Friday, May 8, 2009

Yikes! It's a Beijing e-bike

Since I arrived in Beijing I've been marveling at the number of electric bicycles that zip around the streets carrying people inexpensively and quickly to work and on their business around town.

In fact, I've been so impressed I'm now seriously considering purchasing one for my own daily commute and have been moved to write an article promoting their potential merits to readers in Britain and Europe.

There is, however, one major drawback of these machines (aside from the fact that they run on not very environmentally friendly lead-acid batteries) which is that they are the silent assassins of the road: the whispering death of the pavements and bike lanes of Beijing.

I've lost count of the number of times I've come within a spoke's breadth of being sliced up by one of these machines as it glides silently by at up to 20km/h, which is fast enough to be - if not life-threatening - then at least extremely messy in a collision.

Perhaps I need to go back and bone up on my Green Cross Code - a British road safety campaign of the 1970s for Chinese readers - but I'm just can't get it pre-programmed into my dullard traffic-senses that bicycles can move that quickly and silently.

You don't even get the grunting and groaning of a peddle-cyclist, the tinkle of a bell or the rustle of moving body parts to alert you - just a whoosh of fetid Beijing air and you're sent diving for cover.

I thought I might be alone in pondering the dangers of electric-powered transport, until I read this article in the current edition of the Economist magazine.

It talks not about bikes, but about the menace posed by electric cars (if, and when, they ever become widespread) which will be zooming silently about mowing down the deaf, the blind and the stupid (like me) who don't hear them coming.

(As an aside, I've always wondered how people get run down by big, noisy things like buses, trains and lorries, but they do.
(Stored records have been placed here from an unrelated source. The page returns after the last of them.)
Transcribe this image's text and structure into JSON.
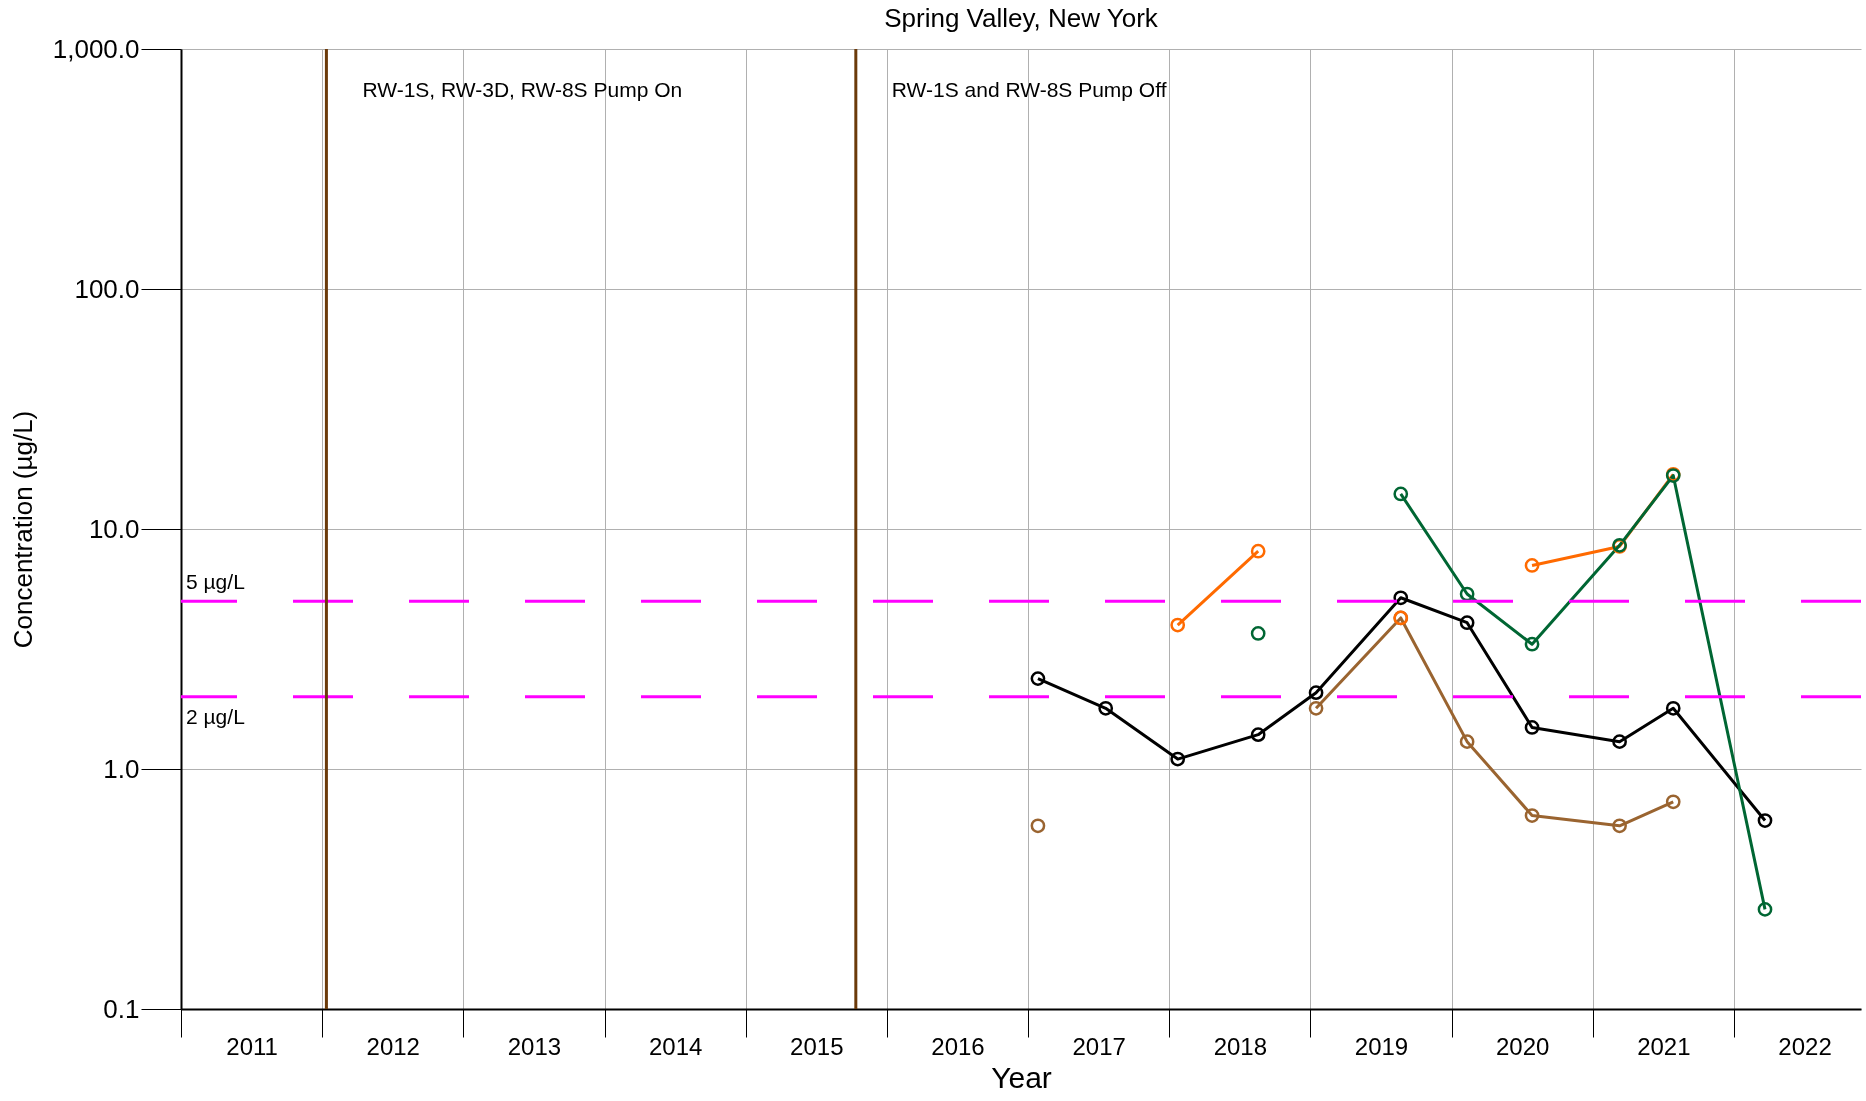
{
  "chart_data": {
    "type": "line",
    "title": "Spring Valley, New York",
    "xlabel": "Year",
    "ylabel": "Concentration (µg/L)",
    "x": [
      2017.07,
      2017.55,
      2018.06,
      2018.63,
      2019.04,
      2019.64,
      2020.11,
      2020.57,
      2021.19,
      2021.57,
      2022.22
    ],
    "series": [
      {
        "color": "#000000",
        "values": [
          2.38,
          1.79,
          1.1,
          1.39,
          2.08,
          5.17,
          4.07,
          1.49,
          1.3,
          1.79,
          0.61
        ]
      },
      {
        "color": "#9a6430",
        "values": [
          0.58,
          null,
          null,
          null,
          1.79,
          4.26,
          1.3,
          0.64,
          0.58,
          0.73,
          null
        ]
      },
      {
        "color": "#ff6a00",
        "values": [
          null,
          null,
          3.98,
          8.08,
          null,
          4.26,
          null,
          7.05,
          8.46,
          16.9,
          null
        ]
      },
      {
        "color": "#006633",
        "values": [
          null,
          null,
          null,
          3.67,
          null,
          14.0,
          5.36,
          3.31,
          8.55,
          16.7,
          0.26
        ]
      }
    ],
    "log": true,
    "ylim": [
      0.1,
      1000
    ],
    "yticks": [
      {
        "value": 0.1,
        "label": "0.1"
      },
      {
        "value": 1,
        "label": "1.0"
      },
      {
        "value": 10,
        "label": "10.0"
      },
      {
        "value": 100,
        "label": "100.0"
      },
      {
        "value": 1000,
        "label": "1,000.0"
      }
    ],
    "xlim": [
      2011,
      2022.9
    ],
    "xticks": [
      {
        "value": 2011,
        "label": null
      },
      {
        "value": 2011.5,
        "label": "2011"
      },
      {
        "value": 2012,
        "label": null
      },
      {
        "value": 2012.5,
        "label": "2012"
      },
      {
        "value": 2013,
        "label": null
      },
      {
        "value": 2013.5,
        "label": "2013"
      },
      {
        "value": 2014,
        "label": null
      },
      {
        "value": 2014.5,
        "label": "2014"
      },
      {
        "value": 2015,
        "label": null
      },
      {
        "value": 2015.5,
        "label": "2015"
      },
      {
        "value": 2016,
        "label": null
      },
      {
        "value": 2016.5,
        "label": "2016"
      },
      {
        "value": 2017,
        "label": null
      },
      {
        "value": 2017.5,
        "label": "2017"
      },
      {
        "value": 2018,
        "label": null
      },
      {
        "value": 2018.5,
        "label": "2018"
      },
      {
        "value": 2019,
        "label": null
      },
      {
        "value": 2019.5,
        "label": "2019"
      },
      {
        "value": 2020,
        "label": null
      },
      {
        "value": 2020.5,
        "label": "2020"
      },
      {
        "value": 2021,
        "label": null
      },
      {
        "value": 2021.5,
        "label": "2021"
      },
      {
        "value": 2022,
        "label": null
      },
      {
        "value": 2022.5,
        "label": "2022"
      }
    ],
    "ref_lines": [
      {
        "axis": "y",
        "value": 5,
        "label": "5 µg/L",
        "color": "#ff00ff",
        "line_style": "dashed"
      },
      {
        "axis": "y",
        "value": 2,
        "label": "2 µg/L",
        "color": "#ff00ff",
        "line_style": "dashed"
      },
      {
        "axis": "x",
        "value": 2012.03,
        "label": "RW-1S, RW-3D, RW-8S Pump On",
        "color": "#6b3a0a"
      },
      {
        "axis": "x",
        "value": 2015.78,
        "label": "RW-1S and RW-8S Pump Off",
        "color": "#6b3a0a"
      }
    ],
    "grid": true,
    "marker": "circle",
    "line_style": "solid",
    "legend": false
  }
}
So it seems logical that electric cars will be even more deadly).

Anyway according to that ever-level-headed publication, engineers are working on engine-noises that will blast out of speakers under the cars' bonnets which - while scotching the environmentalists dream of silent roads in 2020 - should preserve a few more pedestrians.

I can see a market here - just like personalised mobile phone ringtones today - for all manner of bespoke 'engine tones', downloadable off the web, for a fee of course.

Old farts can go for the fabled engine notes of their youth - say a Hely-Jensen 2000 or a vintage Aston Martin - while boy racers can opt for the screech and whine of Jenson Button's Brawn F1 car, or Lewis's Ferrari.

I feel a first million coming on, though no doubt someone's already thought of that too.

On that note, I bid you all a good weekend. I'm feeling slightly homesick (or at least India-sick) this weekend as its Lords Test Match and I shan't be able to watch it - for the first time ever.

 I shall have to make do with taking the children out to the Fragrant Hills, or maybe the Beijing Botanical Gardens or the Summer Palace. It's a hard life.